My intent is to make extensive use of ASCII characters in places where they make sense with a strong influence on what is familiar. But changes had to be made for practices that I thought were bad. Those include some of the ones I discussed above. I didn't want to get carried away with using new symbols willy nilly. I only wanted to define a new character when I thought it would really be beneficial. And new symbols must look distinctly different enough from all others that are used in the system so that they are not confused. It is preferable to use a symbol that Unicode has already defined rather than creating a new one. There is a procedure for defining new Unicode symbols but requests are likely to be rejected or put off if it is not a symbol that has already been in use in one of the hundreds of existing languages. Unicode provides a “private area” for defining new symbols for anyone's private use. But these will not display properly when the viewer's computer does not have a font installed to display it. Many web pages use forms to store text that do not support user defined fonts. So it is greatly preferable to use Unicode symbols that are already in existence so that any reader will see something that bears some resemblance to the glyph that I intend for them to see. An example pair of characters that I have adopted are the Record Braces ‘⸢’ and ‘⸣’. The common glyphs used for these two characters are typically close enough to know what I am referring to when displayed with the default fonts on third party web pages. But they look precisely like they are intended when displayed using the PhiBASIC font which can be downloaded from the home page of this website.
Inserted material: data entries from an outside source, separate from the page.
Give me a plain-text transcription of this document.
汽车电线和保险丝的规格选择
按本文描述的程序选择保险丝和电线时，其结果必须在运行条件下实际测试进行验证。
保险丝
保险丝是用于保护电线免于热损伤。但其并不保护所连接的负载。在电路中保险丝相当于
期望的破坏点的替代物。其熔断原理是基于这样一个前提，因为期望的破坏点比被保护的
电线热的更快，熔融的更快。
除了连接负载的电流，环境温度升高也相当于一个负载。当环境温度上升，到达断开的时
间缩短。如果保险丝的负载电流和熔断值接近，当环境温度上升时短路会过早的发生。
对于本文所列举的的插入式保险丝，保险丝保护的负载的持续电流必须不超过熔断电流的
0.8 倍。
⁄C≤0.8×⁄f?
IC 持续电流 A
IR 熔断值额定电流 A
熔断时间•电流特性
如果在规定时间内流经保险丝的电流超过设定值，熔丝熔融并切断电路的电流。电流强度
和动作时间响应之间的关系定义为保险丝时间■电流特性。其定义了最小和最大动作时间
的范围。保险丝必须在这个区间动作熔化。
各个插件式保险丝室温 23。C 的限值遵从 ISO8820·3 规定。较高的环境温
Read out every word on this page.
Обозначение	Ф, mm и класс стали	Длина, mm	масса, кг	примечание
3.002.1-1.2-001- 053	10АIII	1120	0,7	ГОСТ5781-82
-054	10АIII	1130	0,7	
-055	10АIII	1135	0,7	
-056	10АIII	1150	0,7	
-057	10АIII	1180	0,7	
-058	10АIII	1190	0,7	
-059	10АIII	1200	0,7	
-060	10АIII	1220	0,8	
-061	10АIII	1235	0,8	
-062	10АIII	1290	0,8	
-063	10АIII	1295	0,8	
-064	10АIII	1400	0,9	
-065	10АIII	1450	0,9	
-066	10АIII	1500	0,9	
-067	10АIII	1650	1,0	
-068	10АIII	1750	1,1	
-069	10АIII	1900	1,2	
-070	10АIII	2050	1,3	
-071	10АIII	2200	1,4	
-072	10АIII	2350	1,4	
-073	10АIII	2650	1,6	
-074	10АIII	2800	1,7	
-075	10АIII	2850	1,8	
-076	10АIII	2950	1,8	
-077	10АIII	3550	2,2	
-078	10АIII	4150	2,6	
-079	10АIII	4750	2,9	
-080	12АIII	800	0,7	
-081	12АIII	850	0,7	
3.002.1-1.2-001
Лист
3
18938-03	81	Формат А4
I avoid using some of the features of Unicode because of their ill side effects. Some of the Code Points are not characters in themselves but they modify ones that come after them. These are called “Combining Characters” and they are never used in ϕText source code syntax. They can be enclosed within string literals but their behavior is not guaranteed to be what you would expect. Even though they are not displayable characters in themselves, they still require storage space and so they reduce the number of characters that can be stored in a line. ϕEdit puts a limit on line length of 255 characters. The number of characters that will be shown on a line will be reduced by one for every combining character on that line. When using them, ϕEdit, in its current form, will fail to place the cursor where it belongs on the line so they should just be avoided in source code. Another problem feature is character sets that print from right to left instead of left to right. Examples are Hebrew and Arabic. Even Windows' GDI seems to get confused when printing strings that mix Hebrew with Roman for example. One day the technology may become more dependable and my understanding may become good enough that the two can be intermixed. But until that day comes, I will just avoid using them in any of my source code.